14. Traveling in Place
A leader in the senior care VR space, Rendever specifically targets senior living communities in an effort to improve residents’ overall happiness through the use of its virtual reality product. Combatting the claim that 50% of all senior case residents experience depression or isolation, Rendever works to connect, inspire, and remind residents through their VR world. Take a stroll down memory lane and revisit your wedding venue. Join those in the room for a hike up the Swiss Alps. Alternatively, like many recently, immerse yourself in the action and head to the streets to watch the Super Bowl parade live. Pretending has been linked to practicing and has been proven to help people overcome struggles. Shy users might find spending time in a virtual crowd helps them open up to those around them.
15. Reverse Retirement
Work does not always stop with retirement; one-third of those who retire eventually return to work. Moreover, it is not just the lower or middle classes that return to work; approximately 35% of upper-class individuals who retire go back to work. Why return?
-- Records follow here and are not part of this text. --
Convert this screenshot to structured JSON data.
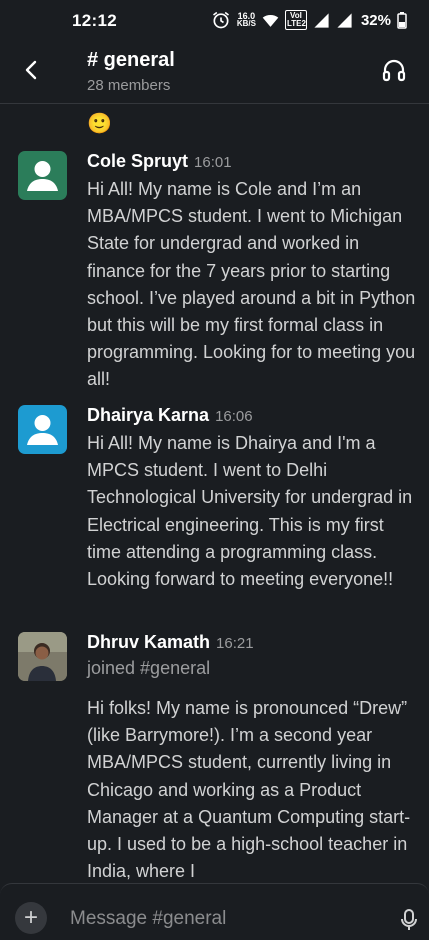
{
  "status_bar": {
    "time": "12:12",
    "net_speed_value": "16.0",
    "net_speed_unit": "KB/S",
    "volte_line1": "VoI",
    "volte_line2": "LTE2",
    "battery": "32%"
  },
  "header": {
    "channel": "# general",
    "members": "28 members"
  },
  "feed": {
    "top_reaction": "🙂",
    "messages": [
      {
        "sender": "Cole Spruyt",
        "time": "16:01",
        "text": "Hi All! My name is Cole and I’m an MBA/MPCS student. I went to Michigan State for undergrad and worked in finance for the 7 years prior to starting school. I’ve played around a bit in Python but this will be my first formal class in programming. Looking for to meeting you all!"
      },
      {
        "sender": "Dhairya Karna",
        "time": "16:06",
        "text": "Hi All! My name is Dhairya and I'm a MPCS student. I went to Delhi Technological University for undergrad in Electrical engineering. This is my first time attending a programming class. Looking forward to meeting everyone!!"
      },
      {
        "sender": "Dhruv Kamath",
        "time": "16:21",
        "joined": "joined #general",
        "text": "Hi folks! My name is pronounced “Drew” (like Barrymore!). I’m a second year MBA/MPCS student, currently living in Chicago and working as a Product Manager at a Quantum Computing start-up. I used to be a high-school teacher in India, where I"
      }
    ]
  },
  "composer": {
    "plus": "+",
    "placeholder": "Message #general"
  },
  "colors": {
    "background": "#1a1d21",
    "avatar_green": "#2b7d5a",
    "avatar_blue": "#1d9bd1",
    "text_primary": "#ffffff",
    "text_secondary": "#9b9c9e"
  },
  "icons": [
    "alarm-icon",
    "wifi-icon",
    "signal-icon",
    "battery-icon",
    "back-arrow-icon",
    "headphones-icon",
    "user-silhouette-icon",
    "plus-icon",
    "microphone-icon"
  ]
}
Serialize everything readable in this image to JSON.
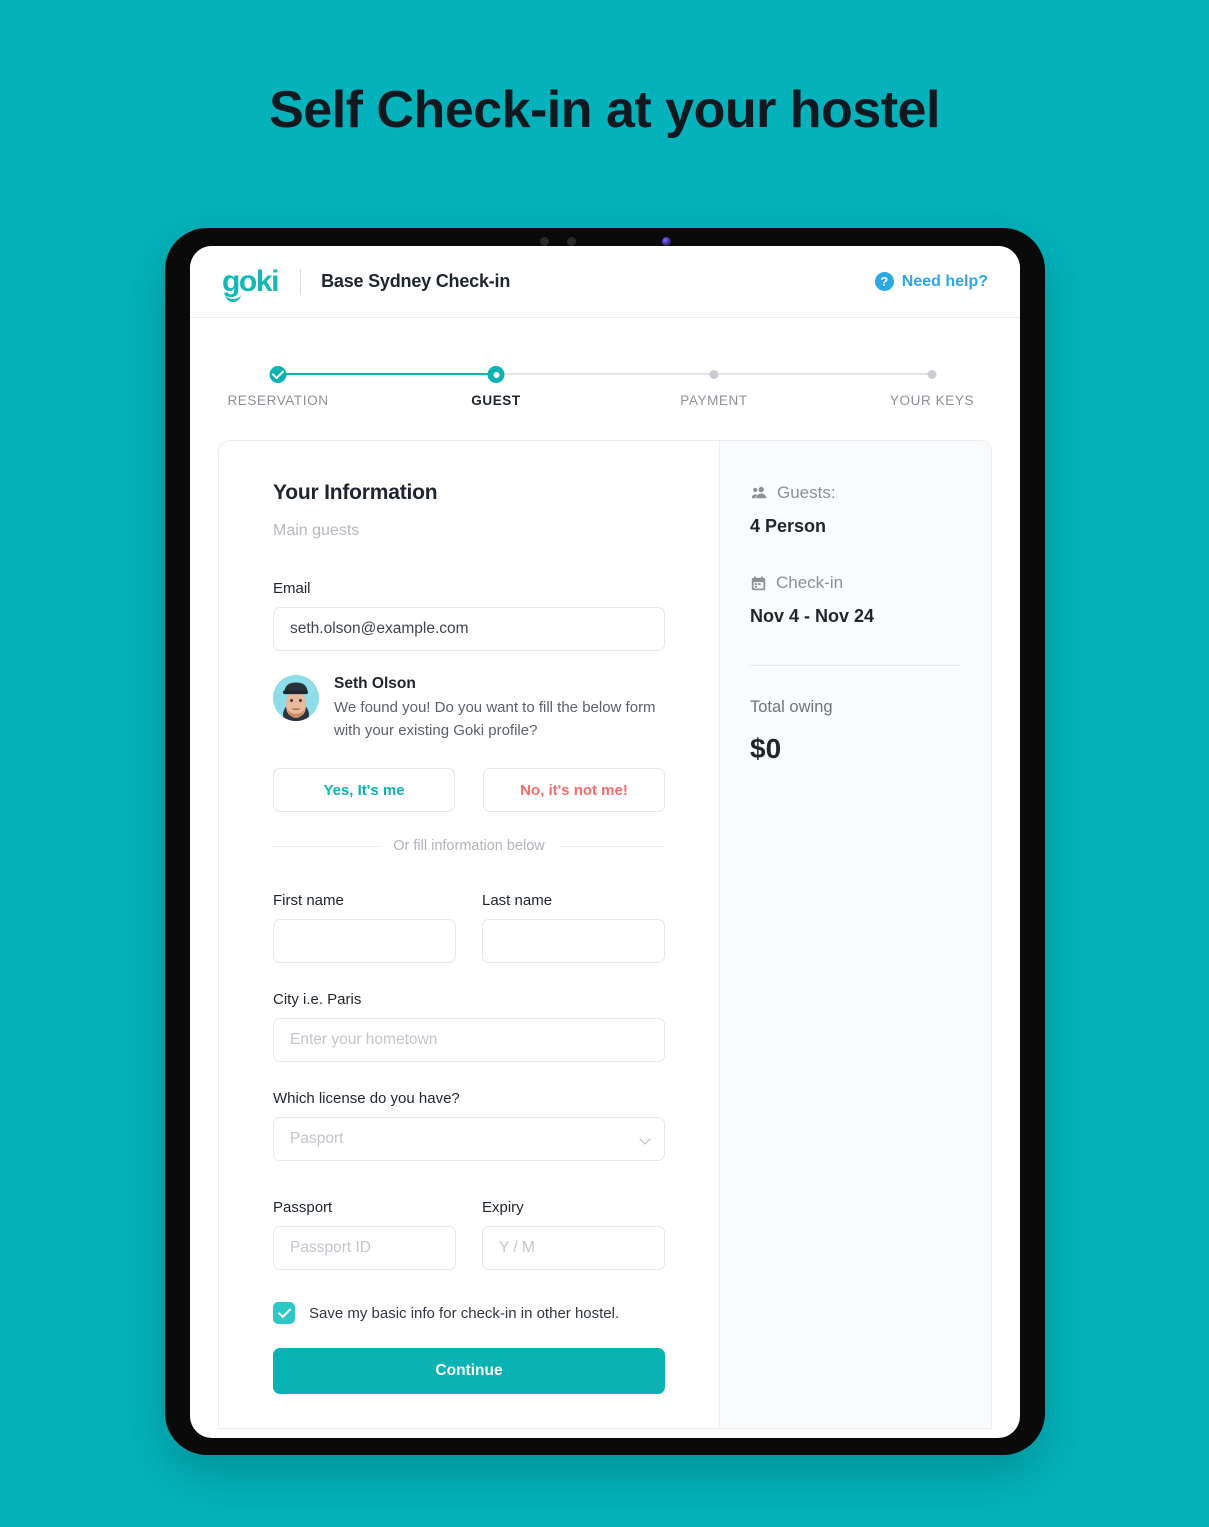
{
  "poster": {
    "headline": "Self Check-in at your hostel",
    "background_color": "#03b2ba"
  },
  "app_header": {
    "logo_text": "goki",
    "title": "Base Sydney Check-in",
    "help_label": "Need help?",
    "help_icon": "question-circle-icon",
    "help_color": "#2aa8e8"
  },
  "stepper": {
    "steps": [
      {
        "label": "RESERVATION",
        "state": "done"
      },
      {
        "label": "GUEST",
        "state": "active"
      },
      {
        "label": "PAYMENT",
        "state": "todo"
      },
      {
        "label": "YOUR KEYS",
        "state": "todo"
      }
    ],
    "accent_color": "#0ab3b3"
  },
  "form": {
    "title": "Your Information",
    "subtitle": "Main guests",
    "email": {
      "label": "Email",
      "value": "seth.olson@example.com"
    },
    "found_profile": {
      "name": "Seth Olson",
      "message": "We found you! Do you want to fill the below form with your existing Goki profile?",
      "yes_label": "Yes, It's me",
      "no_label": "No, it's not me!"
    },
    "or_divider": "Or fill information below",
    "first_name": {
      "label": "First name",
      "value": "",
      "placeholder": ""
    },
    "last_name": {
      "label": "Last name",
      "value": "",
      "placeholder": ""
    },
    "city": {
      "label": "City i.e. Paris",
      "value": "",
      "placeholder": "Enter your hometown"
    },
    "license": {
      "label": "Which license do you have?",
      "selected": "",
      "placeholder": "Pasport",
      "options": [
        "Pasport"
      ]
    },
    "passport": {
      "label": "Passport",
      "value": "",
      "placeholder": "Passport ID"
    },
    "expiry": {
      "label": "Expiry",
      "value": "",
      "placeholder": "Y / M"
    },
    "save_checkbox": {
      "label": "Save my basic info for check-in in other hostel.",
      "checked": true
    },
    "continue_label": "Continue"
  },
  "summary": {
    "guests_label": "Guests:",
    "guests_value": "4 Person",
    "checkin_label": "Check-in",
    "checkin_value": "Nov 4 - Nov 24",
    "total_label": "Total owing",
    "total_value": "$0"
  }
}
For some, the obvious answer is a need for income. For others, it is a sense of purpose, a feeling of community, or human interaction that top the list. McDonald’s and the AARP recently teamed up to help fill these needs for seniors and the predicted 250,000 open jobs this summer. Other organizations like the EnCorps STEM Teachers Program help individuals who have worked in STEM fields transition into teaching roles. Entrepreneurship is another path helping seniors rejoin the workforce, allowing them to be their own bosses and draw upon their expertise to build a company. Lori Volk, for example, built a lemonade brand now widely distributed at various grocery chains. Retirement for some can lead to ditching the career that felt necessary and diving into the one that feels good.